As relações pessoais em tempos de modernidade líquida

Enviada em 18/09/2019

Solidariedade em decadência e o ápice do individualismo

Durante toda a história das civilizações, as relações humanas forma se transformando com o passar dos anos e com a diferenciação cultural determinada por cada região, de forma a estimular e perpetuar o egocentrismo na modernidade pós revolução industrial, afetando diretamente nos conceitos de coletividade e solidariedade. De forma análoga, já dizia o humorista George Carlin, “o paradoxo dos nosso tempos é que temos edifícios mais altos e pavios mais curtos, estradas mais largas e pontos de vistas mais estreitos”.

A priori, é possível observar, no contexto atual de Revolução Técnico Científica, que as pessoas são diariamente bombardeadas de informações novas, a produtos novos a serem consumidos - gastando tempo, dinheiro e oportunidades com coisas materiais, consideravelmente fúteis comparadas à convivência social.
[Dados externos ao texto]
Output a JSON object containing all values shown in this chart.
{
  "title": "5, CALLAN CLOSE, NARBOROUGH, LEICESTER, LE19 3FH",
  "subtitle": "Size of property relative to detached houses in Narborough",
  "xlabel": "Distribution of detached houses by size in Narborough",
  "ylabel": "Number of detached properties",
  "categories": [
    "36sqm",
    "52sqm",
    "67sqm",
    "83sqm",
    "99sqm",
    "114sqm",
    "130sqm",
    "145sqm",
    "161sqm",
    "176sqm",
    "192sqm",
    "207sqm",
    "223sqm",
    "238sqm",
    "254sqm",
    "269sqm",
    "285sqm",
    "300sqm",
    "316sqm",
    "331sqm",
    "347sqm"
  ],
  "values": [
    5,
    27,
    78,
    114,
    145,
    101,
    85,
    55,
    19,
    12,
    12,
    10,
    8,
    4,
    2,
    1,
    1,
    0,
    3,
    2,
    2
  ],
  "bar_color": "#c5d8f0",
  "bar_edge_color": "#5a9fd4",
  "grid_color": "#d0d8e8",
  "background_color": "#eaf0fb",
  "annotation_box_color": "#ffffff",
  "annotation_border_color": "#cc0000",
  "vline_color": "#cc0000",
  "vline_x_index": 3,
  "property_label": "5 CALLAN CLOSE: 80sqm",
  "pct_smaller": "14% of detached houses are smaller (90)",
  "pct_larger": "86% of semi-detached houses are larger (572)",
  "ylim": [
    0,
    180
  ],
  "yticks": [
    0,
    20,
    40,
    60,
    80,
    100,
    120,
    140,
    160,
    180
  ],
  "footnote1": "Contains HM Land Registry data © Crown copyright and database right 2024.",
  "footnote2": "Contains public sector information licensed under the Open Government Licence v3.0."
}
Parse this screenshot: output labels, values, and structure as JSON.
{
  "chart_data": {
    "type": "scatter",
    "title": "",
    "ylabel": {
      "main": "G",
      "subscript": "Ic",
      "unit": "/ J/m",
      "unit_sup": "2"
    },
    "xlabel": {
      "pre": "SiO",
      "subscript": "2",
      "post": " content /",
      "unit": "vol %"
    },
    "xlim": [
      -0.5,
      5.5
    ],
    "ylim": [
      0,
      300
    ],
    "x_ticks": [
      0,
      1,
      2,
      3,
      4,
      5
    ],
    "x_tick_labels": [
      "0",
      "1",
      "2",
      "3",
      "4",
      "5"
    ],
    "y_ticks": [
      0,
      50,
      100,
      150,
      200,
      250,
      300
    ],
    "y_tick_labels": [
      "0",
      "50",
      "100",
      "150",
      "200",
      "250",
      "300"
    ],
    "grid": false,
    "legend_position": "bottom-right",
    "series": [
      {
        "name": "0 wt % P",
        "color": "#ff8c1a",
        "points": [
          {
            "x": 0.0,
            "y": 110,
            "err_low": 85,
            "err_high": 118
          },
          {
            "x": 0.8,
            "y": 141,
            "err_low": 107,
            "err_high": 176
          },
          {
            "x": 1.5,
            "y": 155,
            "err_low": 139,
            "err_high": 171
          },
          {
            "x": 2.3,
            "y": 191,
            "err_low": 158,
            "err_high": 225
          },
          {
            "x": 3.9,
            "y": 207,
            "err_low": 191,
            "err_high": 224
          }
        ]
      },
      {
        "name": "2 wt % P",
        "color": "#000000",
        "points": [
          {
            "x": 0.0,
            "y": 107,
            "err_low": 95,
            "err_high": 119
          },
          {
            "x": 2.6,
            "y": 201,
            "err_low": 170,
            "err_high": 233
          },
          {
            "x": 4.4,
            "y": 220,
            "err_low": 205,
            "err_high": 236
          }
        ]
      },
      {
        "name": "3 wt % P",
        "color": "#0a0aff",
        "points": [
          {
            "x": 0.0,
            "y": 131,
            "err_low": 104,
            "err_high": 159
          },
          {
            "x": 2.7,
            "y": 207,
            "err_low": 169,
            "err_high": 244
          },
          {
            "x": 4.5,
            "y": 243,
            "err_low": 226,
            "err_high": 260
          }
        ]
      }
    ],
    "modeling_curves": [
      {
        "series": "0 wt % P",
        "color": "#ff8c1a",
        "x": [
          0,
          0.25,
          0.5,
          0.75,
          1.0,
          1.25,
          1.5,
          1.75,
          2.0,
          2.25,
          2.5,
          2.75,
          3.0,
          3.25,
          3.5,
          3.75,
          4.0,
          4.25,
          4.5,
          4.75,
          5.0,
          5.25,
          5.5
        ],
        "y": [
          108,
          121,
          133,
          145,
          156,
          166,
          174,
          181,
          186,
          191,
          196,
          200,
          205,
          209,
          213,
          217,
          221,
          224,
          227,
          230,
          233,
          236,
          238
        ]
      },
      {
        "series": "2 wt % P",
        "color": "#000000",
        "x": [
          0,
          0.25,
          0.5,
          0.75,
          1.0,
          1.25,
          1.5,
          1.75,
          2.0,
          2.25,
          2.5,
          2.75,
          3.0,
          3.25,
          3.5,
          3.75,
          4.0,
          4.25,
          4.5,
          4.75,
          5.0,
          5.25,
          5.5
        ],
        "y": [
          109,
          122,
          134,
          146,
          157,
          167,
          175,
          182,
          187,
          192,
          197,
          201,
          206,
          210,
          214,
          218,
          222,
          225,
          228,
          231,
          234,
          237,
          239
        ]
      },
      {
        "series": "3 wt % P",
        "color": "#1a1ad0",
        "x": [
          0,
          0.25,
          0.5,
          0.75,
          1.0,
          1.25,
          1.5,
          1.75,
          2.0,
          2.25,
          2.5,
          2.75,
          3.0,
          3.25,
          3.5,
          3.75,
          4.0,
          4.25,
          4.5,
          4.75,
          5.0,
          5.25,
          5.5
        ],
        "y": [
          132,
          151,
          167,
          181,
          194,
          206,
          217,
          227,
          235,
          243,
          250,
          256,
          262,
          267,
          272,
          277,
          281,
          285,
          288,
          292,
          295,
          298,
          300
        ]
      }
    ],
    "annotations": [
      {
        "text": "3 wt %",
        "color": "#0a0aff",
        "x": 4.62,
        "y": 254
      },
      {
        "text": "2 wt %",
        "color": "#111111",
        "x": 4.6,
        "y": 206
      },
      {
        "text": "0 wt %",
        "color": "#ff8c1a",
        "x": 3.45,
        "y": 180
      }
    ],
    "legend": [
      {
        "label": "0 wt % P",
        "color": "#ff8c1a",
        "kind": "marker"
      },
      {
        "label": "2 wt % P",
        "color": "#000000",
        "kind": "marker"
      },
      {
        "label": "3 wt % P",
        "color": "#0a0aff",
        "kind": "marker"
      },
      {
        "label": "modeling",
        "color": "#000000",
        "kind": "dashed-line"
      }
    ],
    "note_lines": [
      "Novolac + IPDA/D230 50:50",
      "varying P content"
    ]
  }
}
Nesse contexto, cabe destacar o pensamento do sociólogo Georg Simmel no que diz respeito à essa falta de valorização do próximo e o enaltecimento do superficial. Para esse estudioso, a vida urbana, na modernidade, exige uma intensificação do sistema nervoso para captar estímulos que pode gerar problemas na saúde mental e isso faz com que a sociedade se isole da realidade para “sobreviver”. Tal angústia e isolamento juntamente ao contexto revolucionário faz perpetuar a liquidez nas relações sociais, como a apatia, a ansiedade, entre outros problemas.

Posteriormente, ao tempo em que a sociedade se isola, problemas em diversos âmbitos sociais vão surgindo, tais como o desaparecimento do olhar solidário quanto ao próximo. Sob esse aspecto, já analisava José Saramago em sua obra, " O ensaio sobre a cegueira, que retrata sobre uma sociedade em cegueira generalizada frente aos problemas coletivos, como mostra um trecho do livro, “cegos que vendo, não vêem”. Dessa forma, a solidariedade deixa de ser praticada e o individualismo prevalece em uma sociedade, denominada orgânica pelo sociólogo Émille Durkeim, ou seja, funciona com a igual importância de cada pessoa em cada função na sociedade.

Logo, evidencia-se que o conceito proposto por Zygmunt Bauman acerca da modernidade líquida se dá pela ascensão da tecnologia, consequentemente, conceitos de coletividade vão se perdendo nesse contexto de sociedade do consumo. Para introduzir a mudanças desses novos valores poucos solidários e bastante individualistas, deve-se propôr ao Ministério da Educação o encargo de fortalecer os princípios morais, por meio da criação de palestras, como também, projetos educacionais nas escolas de ensino básico voltado ao público infantil, ressaltando a importância da empatia. Desse modo, já dizia Malala Yousafzai, “um professor, um aluno, um livro e uma caneta mudam o mundo.